Stories at the intersection of tech and life from a boldly connected city.

June 18, 2013 at 1:01 PM

The quickest way to tell your friends they’re boring you

We know to put away our phones at the front of the line and keep public phone calls short and quiet.

But when it comes to checking our phone while we’re with family and friends, it’s complicated.

My Sunday column proposed nine points of tech etiquette that might have enough consensus to hold. From the completely unscientific polls I attached to each, many appear to. Eighty-five percent of you said you “always” keep public phone calls polite and 82 percent said you follow the Golden Rule of Facebook: Never post pictures of others you wouldn’t want posted of yourself.
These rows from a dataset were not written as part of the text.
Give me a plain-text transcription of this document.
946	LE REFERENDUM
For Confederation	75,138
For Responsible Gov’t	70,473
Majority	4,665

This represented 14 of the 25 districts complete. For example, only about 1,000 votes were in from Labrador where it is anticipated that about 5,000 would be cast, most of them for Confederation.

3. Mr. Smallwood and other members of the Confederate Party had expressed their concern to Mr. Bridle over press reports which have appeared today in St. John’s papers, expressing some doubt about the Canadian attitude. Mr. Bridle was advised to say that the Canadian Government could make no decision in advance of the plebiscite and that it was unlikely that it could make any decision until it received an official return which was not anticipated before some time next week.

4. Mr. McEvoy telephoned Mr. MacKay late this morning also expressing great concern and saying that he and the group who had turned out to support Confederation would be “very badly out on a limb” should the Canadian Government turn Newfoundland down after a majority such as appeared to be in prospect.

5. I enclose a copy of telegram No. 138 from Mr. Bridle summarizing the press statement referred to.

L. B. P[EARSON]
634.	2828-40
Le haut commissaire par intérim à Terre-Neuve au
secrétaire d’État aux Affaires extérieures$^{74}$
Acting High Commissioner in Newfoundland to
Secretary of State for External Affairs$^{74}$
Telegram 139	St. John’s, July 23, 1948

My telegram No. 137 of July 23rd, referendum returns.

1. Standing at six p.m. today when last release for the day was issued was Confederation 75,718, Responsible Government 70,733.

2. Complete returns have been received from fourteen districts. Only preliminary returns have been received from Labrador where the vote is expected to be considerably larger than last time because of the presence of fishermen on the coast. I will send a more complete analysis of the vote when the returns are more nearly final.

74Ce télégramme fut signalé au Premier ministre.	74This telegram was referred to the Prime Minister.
But when it comes to using your phone while “engaged in an activity with friends or family” (notice it doesn’t say just hanging out with friends or family) only 55 percent of you said you “always” put it away or excuse yourself when you need to use it. Forty-one percent said you “sometimes” do that.

Interesting.

As I said in the column, this area of tech etiquette is big, maybe the biggest. The fact that it’s so split says a lot. Our phones are handy tools for all kinds of things, but we know that’s not the only thing that keeps them close. Let’s face it. Our phones are the anti-bore. When the physical world ceases to interest us, we know, something in the digital one certainly will.

The sunset won’t be offended if you turn away to check your email. But the friends you’re playing a board game with certainly might.

I’m pressing the point because I think it’s important that we know what messages we send when we put our phones — even for a moment — above other people.

Like anything, they vary according to the circumstances. Is your group sitting back or leaning forward? Are they paying attention or just lounging around? If you want to check your phone discreetly, under the table and out the corner of your eye (we can tell, by the way), you’re probably at least aware that it’s not the best time to do it.

Checking your phone with no explanation in the middle of an active, engaged activity is the quickest way to tell your friends they’re boring you. Just make sure it’s what you want to say.